Identifying rare microorganisms in microbiome data just got easier. A team of researchers from Portugal and Canada has developed a new tool that uses machine learning to automatically detect rare biosphere in ecological datasets.
A team of researchers from Portugal and Canada has developed a tool that uses ‘machine learning’, a branch of Artificial Intelligence (AI) that automates the construction of analytical models. The aim is to quickly, autonomously and unsupervisedly identify rare microorganisms in microbiome datasets.
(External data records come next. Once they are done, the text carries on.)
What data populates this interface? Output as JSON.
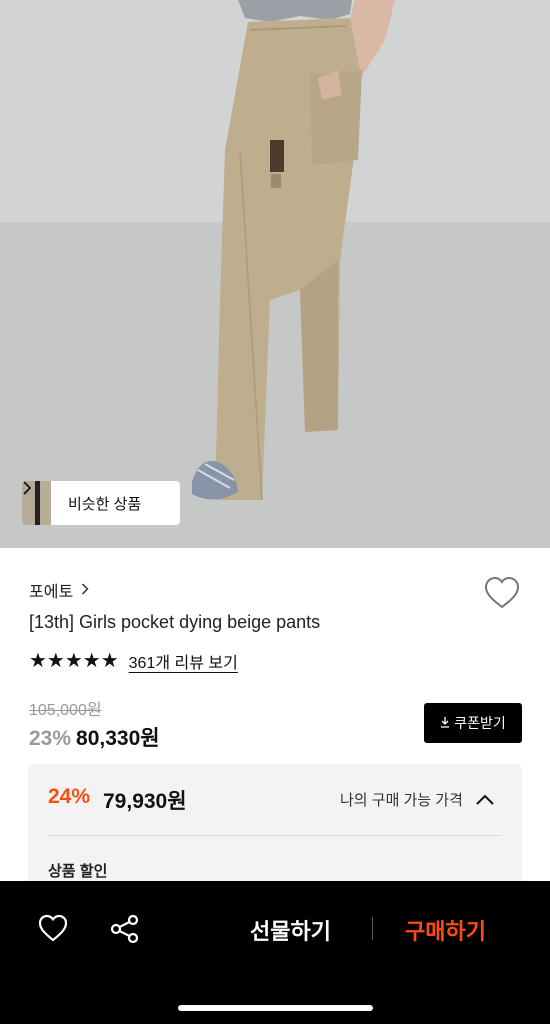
{
  "similar": {
    "label": "비슷한 상품"
  },
  "product": {
    "brand": "포에토",
    "title": "[13th] Girls pocket dying beige pants",
    "rating_stars": "★★★★★",
    "review_link": "361개 리뷰 보기",
    "original_price": "105,000원",
    "discount_rate": "23%",
    "sale_price": "80,330원"
  },
  "coupon": {
    "label": "쿠폰받기",
    "icon": "download-icon"
  },
  "my_price": {
    "discount_rate": "24%",
    "price": "79,930원",
    "label": "나의 구매 가능 가격",
    "section_label": "상품 할인"
  },
  "bottom": {
    "gift_label": "선물하기",
    "buy_label": "구매하기",
    "heart_icon": "heart-outline-icon",
    "share_icon": "share-icon"
  },
  "colors": {
    "accent": "#ff4b11",
    "bar": "#000000"
  }
}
This new tool, named
ulrb, responds to a long-standing challenge in microbial ecology: distinguishing rare microorganisms from the most abundant in natural environments.
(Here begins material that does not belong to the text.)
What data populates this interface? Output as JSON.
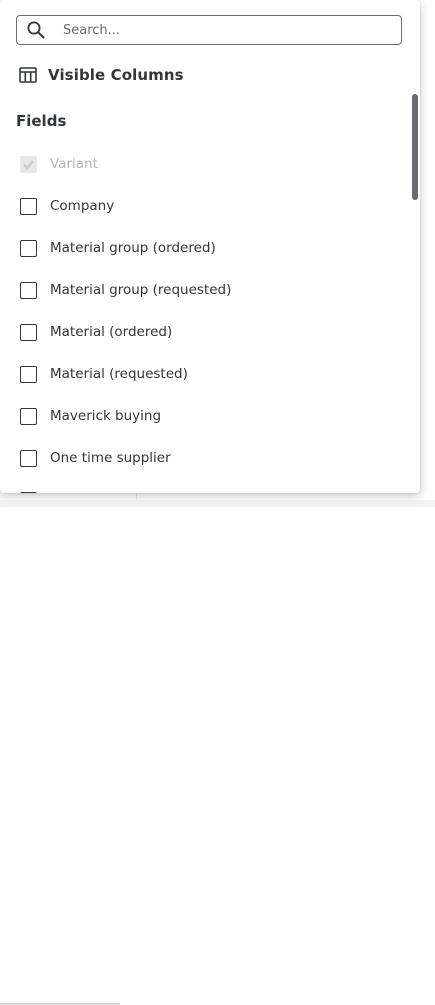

The new methodology and the new
ulrb software have now been published in the study ‘
Definition of the microbial rare biosphere through unsupervised machine learning’ in the scientific journal Communications Biology, and is the result of an international collaboration between the
Interdisciplinary Centre for Marine and Environmental Research (CIIMAR), the
Faculty of Sciences of the University of Porto, the
Institute of Bioengineering and Biosciences (iBB) of the
Instituto Superior Técnico of the University of Lisbon and the
School of Electrical Engineering and Computer Science of the University of Ottawa (EECS) and the
Faculty of Computer Science of Dalhousie University, both in Canada.
This is a product of the PhD project of CIIMAR student
Francisco Pascoal under the supervision of CIIMAR researcher
Catarina Magalhães and the co-supervision of researchers
Rodrigo Costa (iBB) and
Paula Branco (EECS). This new software will increase not only the accuracy of ecological analyses of different microbiomes and ecosystems, but also the depth at which these analyses are carried out, ultimately improving our understanding of microbial diversity and its role in ecosystem resilience.
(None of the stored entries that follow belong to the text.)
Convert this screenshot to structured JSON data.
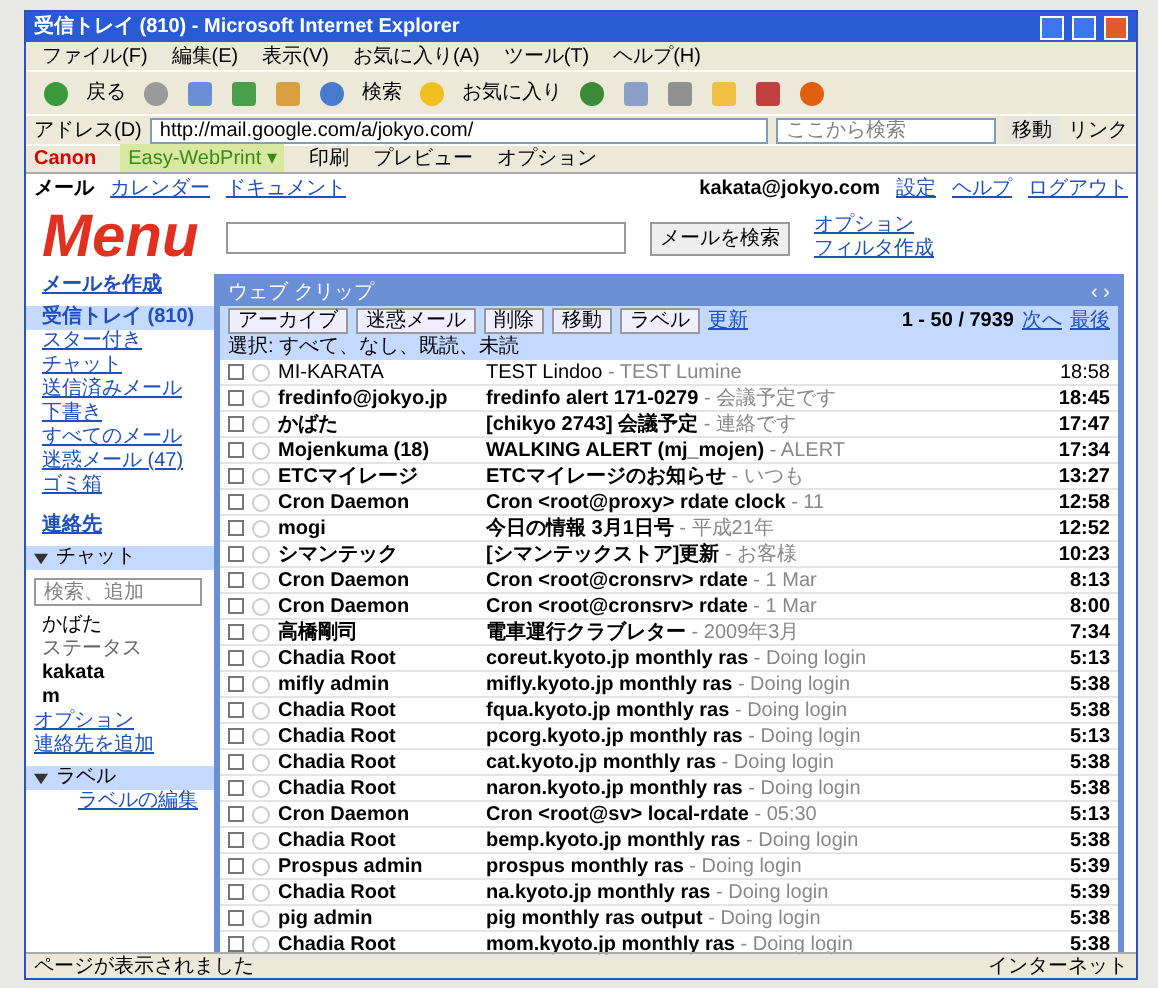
{
  "window": {
    "title": "受信トレイ (810) - Microsoft Internet Explorer"
  },
  "menu": [
    "ファイル(F)",
    "編集(E)",
    "表示(V)",
    "お気に入り(A)",
    "ツール(T)",
    "ヘルプ(H)"
  ],
  "toolbar": {
    "back": "戻る",
    "search": "検索",
    "favorites": "お気に入り"
  },
  "address": {
    "label": "アドレス(D)",
    "value": "http://mail.google.com/a/jokyo.com/",
    "search_placeholder": "ここから検索",
    "go": "移動",
    "links": "リンク"
  },
  "links_bar": {
    "brand": "Canon",
    "product": "Easy-WebPrint ▾",
    "items": [
      "印刷",
      "プレビュー",
      "オプション"
    ]
  },
  "top_nav": {
    "left": [
      "メール",
      "カレンダー",
      "ドキュメント"
    ],
    "account": "kakata@jokyo.com",
    "right": [
      "設定",
      "ヘルプ",
      "ログアウト"
    ]
  },
  "logo": "Menu",
  "search": {
    "button": "メールを検索",
    "options": [
      "オプション",
      "フィルタ作成"
    ]
  },
  "sidebar": {
    "compose": "メールを作成",
    "items": [
      {
        "label": "受信トレイ (810)",
        "selected": true
      },
      {
        "label": "スター付き",
        "selected": false
      },
      {
        "label": "チャット",
        "selected": false
      },
      {
        "label": "送信済みメール",
        "selected": false
      },
      {
        "label": "下書き",
        "selected": false
      },
      {
        "label": "すべてのメール",
        "selected": false
      },
      {
        "label": "迷惑メール (47)",
        "selected": false
      },
      {
        "label": "ゴミ箱",
        "selected": false
      }
    ],
    "contacts": "連絡先",
    "chat": {
      "title": "チャット",
      "expanded": true,
      "search_placeholder": "検索、追加",
      "user": "かばた",
      "status": "ステータス",
      "lines": [
        "kakata",
        "m"
      ],
      "options": "オプション",
      "add": "連絡先を追加"
    },
    "labels": {
      "title": "ラベル",
      "expanded": true,
      "edit": "ラベルの編集"
    }
  },
  "panel": {
    "header": "ウェブ クリップ",
    "header_right": "‹ ›",
    "actions": [
      "アーカイブ",
      "迷惑メール",
      "削除",
      "移動",
      "ラベル"
    ],
    "refresh": "更新",
    "count": "1 - 50 / 7939",
    "next": "次へ",
    "last": "最後",
    "select": "選択: すべて、なし、既読、未読"
  },
  "emails": [
    {
      "sender": "MI-KARATA",
      "subject": "TEST Lindoo",
      "snippet": " - TEST Lumine",
      "time": "18:58",
      "checked": false,
      "starred": false,
      "unread": false
    },
    {
      "sender": "fredinfo@jokyo.jp",
      "subject": "fredinfo alert 171-0279",
      "snippet": " - 会議予定です",
      "time": "18:45",
      "checked": false,
      "starred": false,
      "unread": true
    },
    {
      "sender": "かばた",
      "subject": "[chikyo 2743] 会議予定",
      "snippet": " - 連絡です",
      "time": "17:47",
      "checked": false,
      "starred": false,
      "unread": true
    },
    {
      "sender": "Mojenkuma (18)",
      "subject": "WALKING ALERT (mj_mojen)",
      "snippet": " - ALERT",
      "time": "17:34",
      "checked": false,
      "starred": false,
      "unread": true
    },
    {
      "sender": "ETCマイレージ",
      "subject": "ETCマイレージのお知らせ",
      "snippet": " - いつも",
      "time": "13:27",
      "checked": false,
      "starred": false,
      "unread": true
    },
    {
      "sender": "Cron Daemon",
      "subject": "Cron <root@proxy> rdate clock",
      "snippet": " - 11",
      "time": "12:58",
      "checked": false,
      "starred": false,
      "unread": true
    },
    {
      "sender": "mogi",
      "subject": "今日の情報 3月1日号",
      "snippet": " - 平成21年",
      "time": "12:52",
      "checked": false,
      "starred": false,
      "unread": true
    },
    {
      "sender": "シマンテック",
      "subject": "[シマンテックストア]更新",
      "snippet": " - お客様",
      "time": "10:23",
      "checked": false,
      "starred": false,
      "unread": true
    },
    {
      "sender": "Cron Daemon",
      "subject": "Cron <root@cronsrv> rdate",
      "snippet": " - 1 Mar",
      "time": "8:13",
      "checked": false,
      "starred": false,
      "unread": true
    },
    {
      "sender": "Cron Daemon",
      "subject": "Cron <root@cronsrv> rdate",
      "snippet": " - 1 Mar",
      "time": "8:00",
      "checked": false,
      "starred": false,
      "unread": true
    },
    {
      "sender": "高橋剛司",
      "subject": "電車運行クラブレター",
      "snippet": " - 2009年3月",
      "time": "7:34",
      "checked": false,
      "starred": false,
      "unread": true
    },
    {
      "sender": "Chadia Root",
      "subject": "coreut.kyoto.jp monthly ras",
      "snippet": " - Doing login",
      "time": "5:13",
      "checked": false,
      "starred": false,
      "unread": true
    },
    {
      "sender": "mifly admin",
      "subject": "mifly.kyoto.jp monthly ras",
      "snippet": " - Doing login",
      "time": "5:38",
      "checked": false,
      "starred": false,
      "unread": true
    },
    {
      "sender": "Chadia Root",
      "subject": "fqua.kyoto.jp monthly ras",
      "snippet": " - Doing login",
      "time": "5:38",
      "checked": false,
      "starred": false,
      "unread": true
    },
    {
      "sender": "Chadia Root",
      "subject": "pcorg.kyoto.jp monthly ras",
      "snippet": " - Doing login",
      "time": "5:13",
      "checked": false,
      "starred": false,
      "unread": true
    },
    {
      "sender": "Chadia Root",
      "subject": "cat.kyoto.jp monthly ras",
      "snippet": " - Doing login",
      "time": "5:38",
      "checked": false,
      "starred": false,
      "unread": true
    },
    {
      "sender": "Chadia Root",
      "subject": "naron.kyoto.jp monthly ras",
      "snippet": " - Doing login",
      "time": "5:38",
      "checked": false,
      "starred": false,
      "unread": true
    },
    {
      "sender": "Cron Daemon",
      "subject": "Cron <root@sv> local-rdate",
      "snippet": " - 05:30",
      "time": "5:13",
      "checked": false,
      "starred": false,
      "unread": true
    },
    {
      "sender": "Chadia Root",
      "subject": "bemp.kyoto.jp monthly ras",
      "snippet": " - Doing login",
      "time": "5:38",
      "checked": false,
      "starred": false,
      "unread": true
    },
    {
      "sender": "Prospus admin",
      "subject": "prospus monthly ras",
      "snippet": " - Doing login",
      "time": "5:39",
      "checked": false,
      "starred": false,
      "unread": true
    },
    {
      "sender": "Chadia Root",
      "subject": "na.kyoto.jp monthly ras",
      "snippet": " - Doing login",
      "time": "5:39",
      "checked": false,
      "starred": false,
      "unread": true
    },
    {
      "sender": "pig admin",
      "subject": "pig monthly ras output",
      "snippet": " - Doing login",
      "time": "5:38",
      "checked": false,
      "starred": false,
      "unread": true
    },
    {
      "sender": "Chadia Root",
      "subject": "mom.kyoto.jp monthly ras",
      "snippet": " - Doing login",
      "time": "5:38",
      "checked": false,
      "starred": false,
      "unread": true
    }
  ],
  "status_bar": {
    "text": "ページが表示されました",
    "zone": "インターネット"
  }
}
What is the rare biosphere?
Microbial communities normally follow a pattern in which only a few species are highly abundant, while the vast majority of diversity is low in abundance and belongs to the so-called ‘rare biosphere’. In fact, there are thousands of species of prokaryotic microorganisms that can inhabit 1 litre of seawater. However, only 2 to 5% of these species are abundant, while the rest are rare and very difficult to detect and identify due to methodological limitations.
Why is it so important to study rare microorganisms?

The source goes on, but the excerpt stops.